Шепелявая даже не очень удивляется. Она ведь так и думала, что ее прогонят. Большими шагами она направляется к меже. Но «сатана» все еще звучит у нее в ушах. Она распрямляет спину, глаза ее сверкают.

— Если бы я хоть коготок нечистого когда видела, прокляла б тебя, чтоб ты сгинул! Да не знаюсь я с ним. Сколько раз тебе говорить!

Выпрямившись во весь рост, она шагает прочь. Дедушка выпрягает Дразнилу. Борону он так и оставляет в поле: пусть сперва дождь смоет ведьмовской наговор.

Солнышко с каждым днем светит все ярче и ярче, вставая по утрам из своей лесной колыбели. Лучи его пронизывают холодный воздух. Воздух делается теплым и ласкает почки сирени. Ее лиловенькие цветочки просыпаются. Воздух разбудил и нарциссы и пчелиные улья. Пчелам он говорит: пора на луга за медом лететь.

В школу пришел почтальон. Почтальон? Да-да, а почему бы ему и не прийти? Разве школа не может получать письма? Да это уже и не первое письмо, которое приходит в школу. Но на этот раз оно пришло издалека. Пионеры получили письмо из Польши.

В конверте приглашение. Приглашение? Да, дети приглашены в Польшу. С ума сойти! Все дети приглашены в Польшу? Да нет, только пионеров пригласили. Двадцать лучших пионеров вместе с вожатым. А почему не с лучшим вожатым? Да он всего-то один — значит, он и есть лучший.

Учитель Керн даже вспотел от волнения. Он ходит взад-вперед по классу и никак остановиться не может. Вот снял очки, протер их, снова надел и опять снял. В классе слышен каждый вздох.

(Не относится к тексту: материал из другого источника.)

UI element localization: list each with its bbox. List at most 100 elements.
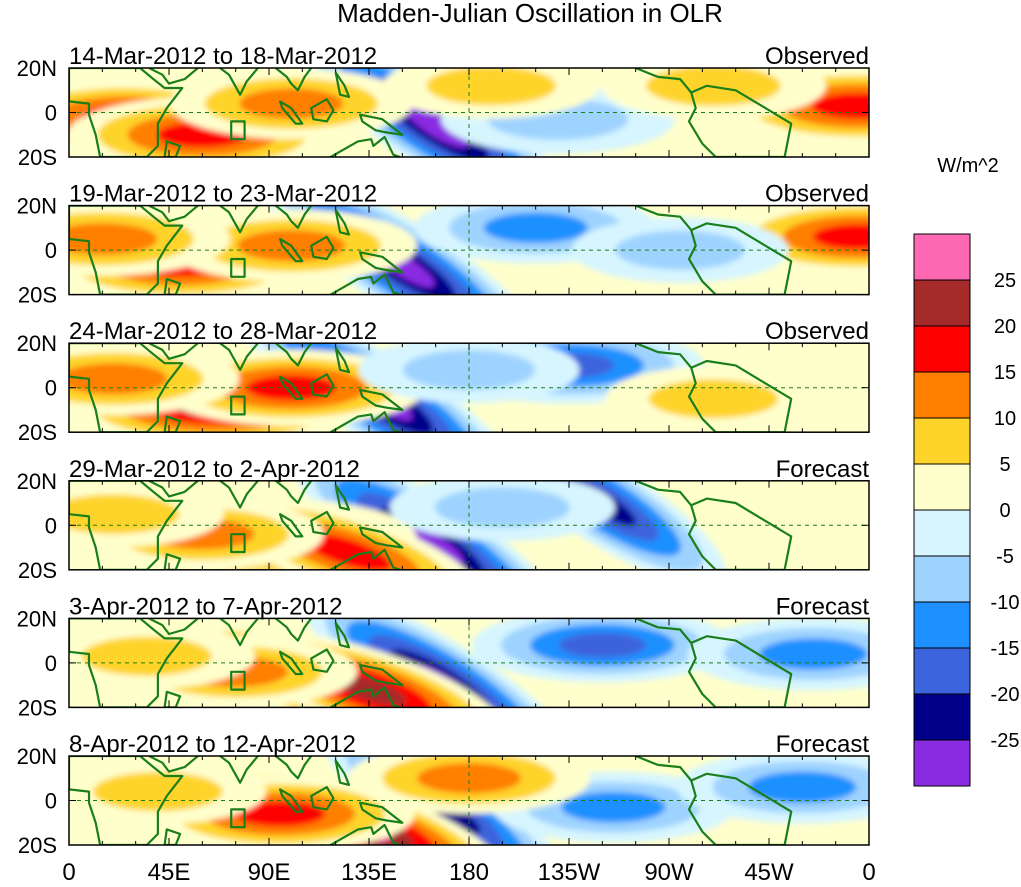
anomaly-6-5-level-3 <box>748 771 857 803</box>
y-tick-label: 20S <box>18 420 57 445</box>
colorbar-swatch <box>913 417 971 465</box>
coastline-arabia <box>148 68 199 85</box>
anomaly-2-5-level-4 <box>813 224 869 250</box>
colorbar-swatch <box>913 233 971 281</box>
y-tick-label: 20S <box>18 558 57 583</box>
coastline-india <box>219 68 259 96</box>
anomaly-4-7-level-2 <box>69 494 180 535</box>
coastline-africa <box>69 480 184 570</box>
colorbar-tick-label: 15 <box>994 362 1016 384</box>
coastline-africa <box>69 68 184 157</box>
colorbar-tick-label: 0 <box>999 500 1010 522</box>
panel-type-label: Observed <box>765 181 869 208</box>
colorbar-swatch <box>913 371 971 419</box>
coastline-central-america <box>635 618 693 644</box>
coastline-indochina <box>275 68 313 92</box>
coastline-new-guinea <box>359 113 404 136</box>
coastline-new-guinea <box>359 251 404 274</box>
coastline-chagos-box <box>230 120 246 141</box>
coastline-south-america <box>687 772 793 845</box>
coastline-central-america <box>635 68 693 94</box>
colorbar-swatch <box>913 279 971 327</box>
coastline-australia <box>322 411 401 433</box>
coastlines <box>69 480 793 570</box>
colorbar-tick-label: -10 <box>991 592 1020 614</box>
coastline-sumatra <box>279 650 304 676</box>
coastline-sumatra <box>279 237 304 263</box>
panel-type-label: Forecast <box>776 731 870 758</box>
y-tick-label: 20N <box>17 606 57 631</box>
coastline-philippines <box>334 71 351 98</box>
coastline-madagascar <box>163 140 182 157</box>
y-tick-label: 20S <box>18 283 57 308</box>
coastline-arabia <box>148 343 199 360</box>
y-tick-label: 20N <box>17 744 57 769</box>
coastline-india <box>219 343 259 371</box>
x-axis: 0 45E 90E 135E 180 135W 90W 45W 0 <box>62 859 875 886</box>
coastline-new-guinea <box>359 664 404 687</box>
coastline-philippines <box>334 484 351 511</box>
coastline-new-guinea <box>359 526 404 549</box>
anomaly-4-1-level-6 <box>399 521 464 565</box>
panel-field <box>69 68 869 157</box>
panel-5: 20N 0 20S 3-Apr-2012 to 7-Apr-2012 Forecast <box>17 593 870 720</box>
panel-type-label: Forecast <box>776 593 870 620</box>
panel-period-label: 14-Mar-2012 to 18-Mar-2012 <box>69 43 377 70</box>
coastline-africa <box>69 756 184 845</box>
panel-2: 20N 0 20S 19-Mar-2012 to 23-Mar-2012 Observe… <box>17 181 870 308</box>
anomaly-3-7-level-2 <box>648 379 779 419</box>
coastline-arabia <box>148 205 199 223</box>
panel-period-label: 19-Mar-2012 to 23-Mar-2012 <box>69 181 377 208</box>
coastline-central-america <box>635 756 693 782</box>
coastline-sumatra <box>279 788 304 813</box>
coastline-indochina <box>275 343 313 367</box>
coastline-indochina <box>275 756 313 780</box>
coastline-borneo <box>310 786 335 811</box>
colorbar-swatch <box>913 509 971 557</box>
coastlines <box>69 618 793 708</box>
colorbar-tick-label: 20 <box>994 316 1016 338</box>
anomaly-6-7-level-2 <box>92 772 223 812</box>
panel-type-label: Observed <box>765 43 869 70</box>
panel-type-label: Forecast <box>776 456 870 483</box>
y-tick-label: 0 <box>45 789 57 814</box>
coastline-philippines <box>334 346 351 374</box>
panel-6: 20N 0 20S 8-Apr-2012 to 12-Apr-2012 Forecast <box>17 731 870 858</box>
anomaly-5-6-level-3 <box>759 638 868 670</box>
colorbar-tick-label: 5 <box>999 454 1010 476</box>
coastline-borneo <box>310 648 335 673</box>
coastline-chagos-box <box>230 395 246 416</box>
coastline-africa <box>69 205 184 295</box>
panel-field <box>69 480 869 570</box>
coastline-philippines <box>334 208 351 236</box>
coastline-africa <box>69 618 184 708</box>
colorbar-units-label: W/m^2 <box>937 155 999 177</box>
anomaly-2-4-level-3 <box>69 223 158 255</box>
colorbar-swatch <box>913 555 971 603</box>
coastline-australia <box>322 823 401 845</box>
coastline-new-guinea <box>359 801 404 824</box>
coastline-south-america <box>687 497 793 570</box>
coastline-philippines <box>334 759 351 786</box>
coastline-arabia <box>148 480 199 498</box>
anomaly-4-3-level-4 <box>302 533 391 570</box>
panel-period-label: 24-Mar-2012 to 28-Mar-2012 <box>69 318 377 345</box>
coastline-central-america <box>635 343 693 369</box>
coastline-australia <box>322 686 401 708</box>
coastline-australia <box>322 135 401 157</box>
coastline-sumatra <box>279 375 304 400</box>
coastline-south-america <box>687 84 793 157</box>
y-tick-label: 0 <box>45 513 57 538</box>
panel-period-label: 8-Apr-2012 to 12-Apr-2012 <box>69 731 356 758</box>
y-tick-label: 20S <box>18 833 57 858</box>
chart-title: Madden-Julian Oscillation in OLR <box>337 0 723 28</box>
x-tick-label: 0 <box>862 859 875 886</box>
y-tick-label: 0 <box>45 101 57 126</box>
x-tick-label: 45E <box>148 859 191 886</box>
anomaly-1-4-level-3 <box>239 88 344 119</box>
coastline-indochina <box>275 205 313 229</box>
y-tick-label: 20S <box>18 695 57 720</box>
anomaly-6-4-level-3 <box>561 791 666 823</box>
anomaly-1-1-level-6 <box>403 104 468 148</box>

— Да вы так очки насквозь протрете, господин учитель Керн! — говорит большой Шурихт.

Все с облегчением смеются. Теперь ребят уже не остановишь. Мальчики вскакивают на столы и трубят победный марш. Девчонки прыгают, взявшись за руки: «Баба шла-шла-шла, пирожок нашла…»

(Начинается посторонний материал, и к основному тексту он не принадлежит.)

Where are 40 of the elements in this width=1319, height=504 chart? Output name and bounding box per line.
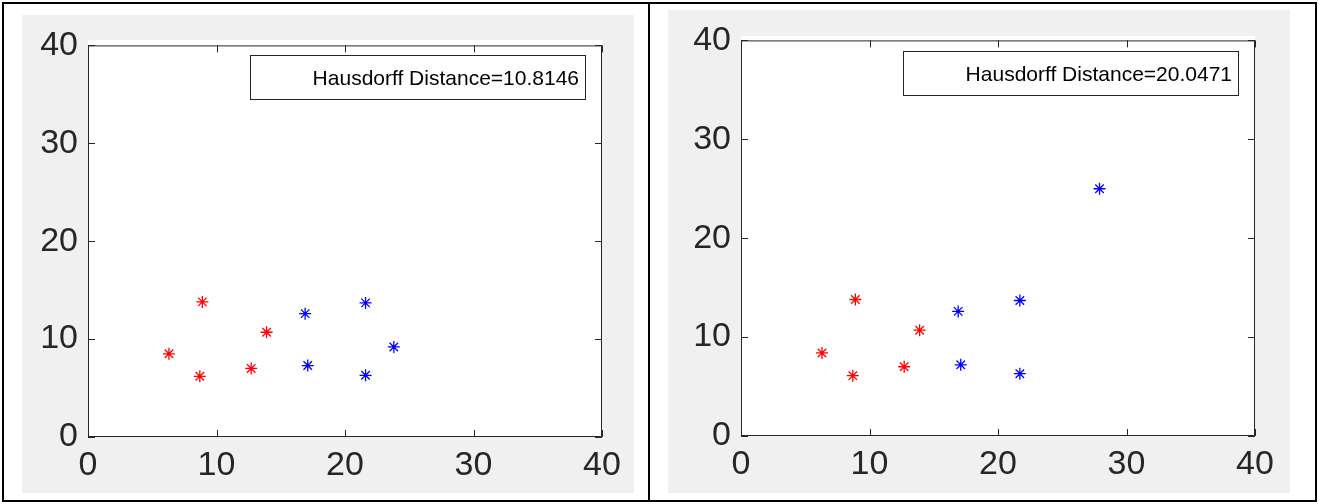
x-tick-label: 30 bbox=[454, 443, 493, 482]
point bbox=[193, 369, 207, 383]
y-tick-label: 30 bbox=[693, 117, 731, 156]
point bbox=[387, 340, 401, 354]
y-tick-label: 40 bbox=[693, 18, 731, 57]
point bbox=[1092, 182, 1107, 196]
x-tick-label: 10 bbox=[197, 443, 236, 482]
y-tick-label: 10 bbox=[693, 315, 731, 354]
x-tick-label: 40 bbox=[583, 443, 621, 482]
x-tick-label: 10 bbox=[850, 442, 889, 481]
point bbox=[358, 296, 373, 310]
annotation: Hausdorff Distance=10.8146 bbox=[249, 55, 586, 100]
y-tick-label: 20 bbox=[693, 216, 731, 255]
x-tick-label: 20 bbox=[979, 442, 1017, 481]
x-tick-label: 30 bbox=[1107, 442, 1146, 481]
point bbox=[358, 368, 373, 382]
point bbox=[951, 304, 965, 319]
point bbox=[162, 347, 176, 361]
point bbox=[195, 295, 210, 309]
point bbox=[897, 360, 911, 374]
y-tick-label: 0 bbox=[59, 415, 78, 454]
point bbox=[846, 369, 860, 383]
x-tick-label: 20 bbox=[326, 443, 364, 482]
y-tick-label: 30 bbox=[40, 121, 78, 160]
point bbox=[912, 323, 927, 337]
point bbox=[1013, 293, 1027, 308]
point bbox=[259, 325, 274, 339]
point bbox=[848, 292, 863, 307]
point bbox=[1013, 367, 1027, 381]
point bbox=[954, 358, 968, 372]
y-tick-label: 10 bbox=[40, 317, 78, 356]
x-tick-label: 40 bbox=[1236, 442, 1274, 481]
y-tick-label: 40 bbox=[40, 23, 78, 62]
point bbox=[244, 361, 258, 376]
annotation: Hausdorff Distance=20.0471 bbox=[902, 51, 1239, 96]
point bbox=[815, 346, 829, 360]
y-tick-label: 20 bbox=[40, 219, 78, 258]
point bbox=[298, 307, 312, 321]
y-tick-label: 0 bbox=[712, 414, 731, 453]
point bbox=[301, 358, 315, 373]
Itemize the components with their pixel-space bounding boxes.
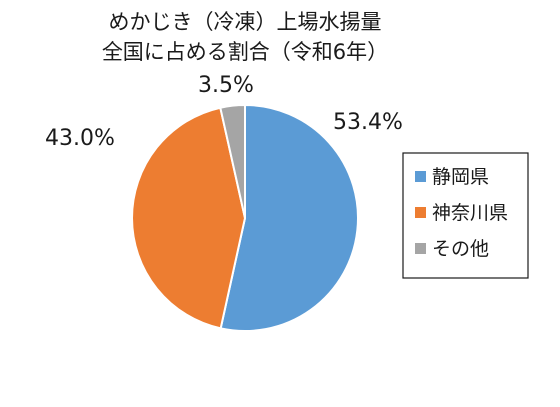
legend-label-3: その他 [432,238,489,260]
pie-slice-2 [131,106,247,330]
data-label-1: 53.4% [333,110,403,135]
pie-slices [131,103,359,332]
legend-swatch-3 [415,243,426,254]
legend-label-1: 静岡県 [432,166,489,188]
data-label-2: 43.0% [45,126,115,151]
pie-slice-1 [219,103,359,332]
legend-label-2: 神奈川県 [432,202,508,224]
legend-swatch-1 [415,171,426,182]
chart-title-line-1: めかじき（冷凍）上場水揚量 [109,10,382,34]
pie-data-labels: 53.4% 43.0% 3.5% [45,73,403,151]
legend-swatch-2 [415,207,426,218]
pie-slice-3 [219,103,246,219]
chart-title: めかじき（冷凍）上場水揚量 全国に占める割合（令和6年） [102,10,388,64]
data-label-3: 3.5% [198,73,254,98]
chart-title-line-2: 全国に占める割合（令和6年） [102,40,388,64]
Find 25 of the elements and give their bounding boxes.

— Господин учитель Керн, девчонки опять бугги-вугги танцуют.

— Заткнись, Белый Клаушке!

— Кто танцует бугги-вугги, тому нельзя ехать в Польшу.

— Ты что, опять нас отчитывать собираешься, Белый Клаушке? — выкрикивает Инге Кальдауне, прыгая у него перед самым носом. — Если хочешь знать, это краковяк.

— Кривлякавяк, вот тебе!

Во многих домах сегодня стынет суп: ребятам не до обеда. Но родители не все одинаково смотрят на приглашение в Польшу.

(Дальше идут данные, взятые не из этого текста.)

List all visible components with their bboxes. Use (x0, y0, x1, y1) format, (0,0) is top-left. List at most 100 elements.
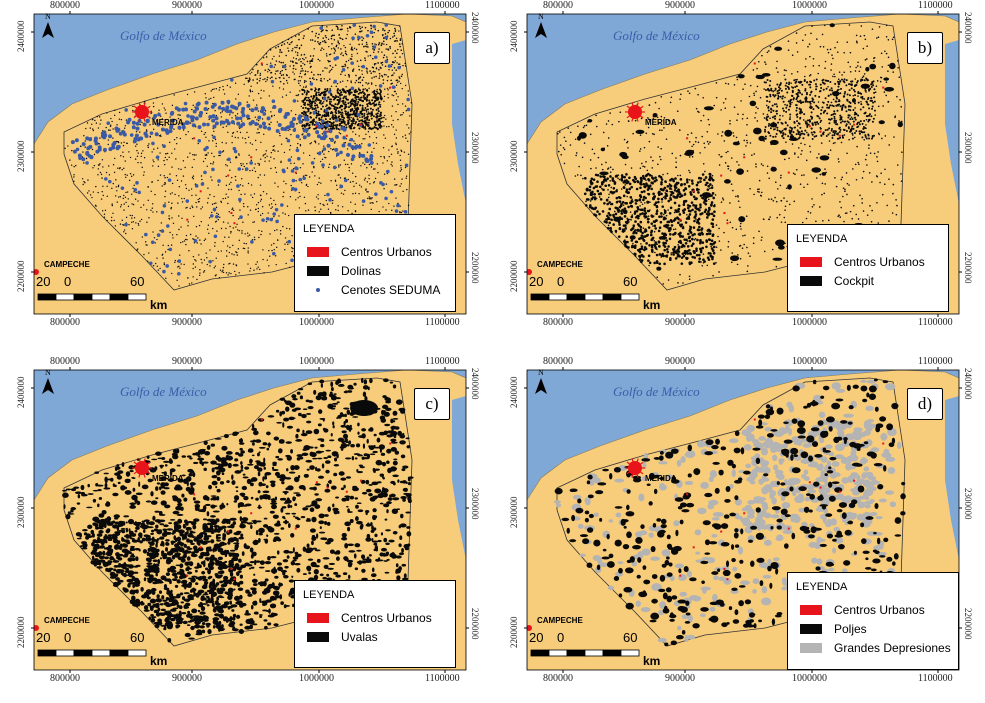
y-tick-label-left: 2200000 (16, 616, 26, 649)
legend-swatch (307, 266, 329, 276)
x-tick-label-top: 900000 (172, 356, 202, 367)
legend-swatch (307, 285, 329, 295)
y-tick-label-left: 2200000 (509, 260, 519, 293)
legend-title: LEYENDA (796, 233, 848, 245)
scale-unit: km (150, 298, 168, 312)
y-tick-label-left: 2300000 (16, 496, 26, 529)
gulf-label: Golfo de México (613, 384, 700, 399)
legend-item: Centros Urbanos (800, 255, 925, 269)
sea-area-east (945, 40, 959, 204)
scale-label-0: 0 (557, 274, 565, 289)
x-tick-label-bottom: 1100000 (425, 317, 460, 328)
gulf-label: Golfo de México (120, 28, 207, 43)
study-area-boundary (556, 377, 906, 647)
gulf-label: Golfo de México (613, 28, 700, 43)
y-tick-label-right: 2200000 (963, 608, 973, 640)
legend-label: Centros Urbanos (341, 245, 432, 259)
legend-label: Centros Urbanos (834, 603, 925, 617)
scale-bar (530, 649, 640, 657)
x-tick-label-top: 800000 (543, 0, 573, 11)
panel-letter: d) (907, 388, 943, 420)
x-tick-label-top: 900000 (665, 356, 695, 367)
y-tick-label-left: 2400000 (16, 376, 26, 409)
x-tick-label-bottom: 800000 (50, 317, 80, 328)
karst-features (64, 23, 413, 287)
x-tick-label-bottom: 800000 (50, 673, 80, 684)
legend-label: Grandes Depresiones (834, 641, 951, 655)
legend-item: Centros Urbanos (800, 603, 925, 617)
city-label-merida: MERIDA (152, 118, 184, 127)
x-tick-label-bottom: 1000000 (299, 317, 334, 328)
legend-item: Grandes Depresiones (800, 641, 951, 655)
sea-area-east (452, 396, 466, 560)
city-label-campeche: CAMPECHE (537, 260, 583, 269)
x-tick-label-top: 1100000 (918, 356, 953, 367)
scale-label-60: 60 (623, 630, 638, 645)
x-tick-label-top: 800000 (50, 356, 80, 367)
y-tick-label-left: 2300000 (16, 140, 26, 173)
legend-swatch (800, 624, 822, 634)
legend-swatch (800, 605, 822, 615)
y-tick-label-right: 2300000 (470, 488, 480, 520)
legend-title: LEYENDA (303, 223, 355, 235)
urban-centers (34, 62, 392, 275)
x-tick-label-bottom: 800000 (543, 317, 573, 328)
x-tick-label-bottom: 900000 (172, 673, 202, 684)
legend-item: Dolinas (307, 264, 381, 278)
legend-label: Poljes (834, 622, 867, 636)
city-label-merida: MERIDA (645, 118, 677, 127)
map-frame (526, 13, 960, 315)
scale-label-20: 20 (529, 274, 544, 289)
map-panel-3: 800000 800000 900000 900000 1000000 1000000 11… (505, 356, 973, 698)
y-tick-label-right: 2300000 (470, 132, 480, 164)
x-tick-label-bottom: 900000 (172, 317, 202, 328)
legend-swatch (307, 632, 329, 642)
map-canvas (524, 367, 962, 673)
city-label-campeche: CAMPECHE (44, 616, 90, 625)
y-tick-label-left: 2400000 (509, 20, 519, 53)
scale-bar (530, 293, 640, 301)
urban-centers (34, 418, 392, 631)
x-tick-label-top: 1000000 (792, 0, 827, 11)
x-tick-label-top: 900000 (172, 0, 202, 11)
y-tick-label-right: 2400000 (470, 368, 480, 400)
y-tick-label-right: 2300000 (963, 488, 973, 520)
panel-letter: c) (414, 388, 450, 420)
legend-label: Cockpit (834, 274, 875, 288)
scale-label-60: 60 (130, 274, 145, 289)
panel-letter: a) (414, 32, 450, 64)
y-tick-label-left: 2300000 (509, 496, 519, 529)
scale-label-0: 0 (557, 630, 565, 645)
legend-label: Uvalas (341, 630, 378, 644)
y-tick-label-left: 2400000 (16, 20, 26, 53)
x-tick-label-bottom: 1000000 (299, 673, 334, 684)
scale-label-0: 0 (64, 274, 72, 289)
gulf-label: Golfo de México (120, 384, 207, 399)
x-tick-label-bottom: 1100000 (918, 317, 953, 328)
x-tick-label-top: 1000000 (299, 356, 334, 367)
x-tick-label-bottom: 900000 (665, 673, 695, 684)
legend-item: Centros Urbanos (307, 611, 432, 625)
x-tick-label-top: 1000000 (792, 356, 827, 367)
legend-label: Cenotes SEDUMA (341, 283, 441, 297)
legend-swatch (800, 643, 822, 653)
scale-label-60: 60 (623, 274, 638, 289)
panel-letter: b) (907, 32, 943, 64)
map-frame (33, 13, 467, 315)
scale-unit: km (643, 298, 661, 312)
map-canvas (31, 367, 469, 673)
legend-box: LEYENDA Centros Urbanos Cockpit (787, 224, 949, 312)
scale-unit: km (643, 654, 661, 668)
legend-swatch (800, 257, 822, 267)
city-label-campeche: CAMPECHE (537, 616, 583, 625)
x-tick-label-bottom: 1000000 (792, 673, 827, 684)
scale-label-20: 20 (36, 274, 51, 289)
north-arrow-icon (535, 378, 547, 394)
legend-item: Centros Urbanos (307, 245, 432, 259)
sea-area-east (945, 396, 959, 560)
north-label: N (45, 368, 51, 377)
x-tick-label-bottom: 800000 (543, 673, 573, 684)
x-tick-label-bottom: 1000000 (792, 317, 827, 328)
legend-swatch (307, 613, 329, 623)
legend-item: Cockpit (800, 274, 874, 288)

— Неужто вы в Польшу собрались?

— Да, в Польшу, мама.

— Ишь ты! Туда ведь все больше те, кто в партии, ездят.

— А у нас пионеры поедут!

— Да ты разве не записан у них?

— Записан-то записан, но поедут только самые лучшие. Двадцать лучших пионеров.

— А ты разве не лучший?

— Да уж я стараюсь, мама.

Дома у маленького Кубашка дело оборачивается по-другому:

— Нельзя тебе ехать в Польшу, сыночек, упаси бог!

— А почему нельзя, мама? А вдруг я буду двадцатым самым лучшим?

— Нет, нет, избави бог!

— А ему-то какое дело?

— Игнатию еще попадешься. Тогда все пропало.

— Какому Игнатию, мама?

— Тому самому, который у нас работал, когда война к концу пошла.

— А почему мне нельзя ему попадаться? Он меня возьмет на руки и начнет тискать. Ты же сама рассказывала, как он брал меня из колыбельки и тискал.

— Рассказывала… А потом он злой стал. Хорошо еще — дом не спалил; от такого только и жди какой-нибудь пакости.

— А с чего это вдруг он стал злым, мама? Может, потому, что я громко кричал, когда он меня тискал?

— Да он… отец твой его как-то побил малость. Иначе никак нельзя было.

— А зачем он его побил?

— Перестань! Нельзя тебе ехать в Польшу, я сказала… Никакого с ним сладу не было… все за девками бегал… покоя им не давал.

— А почему ему нельзя было за девками бегать? Маленький Препко всегда за ними бегает, а его никто не бьет.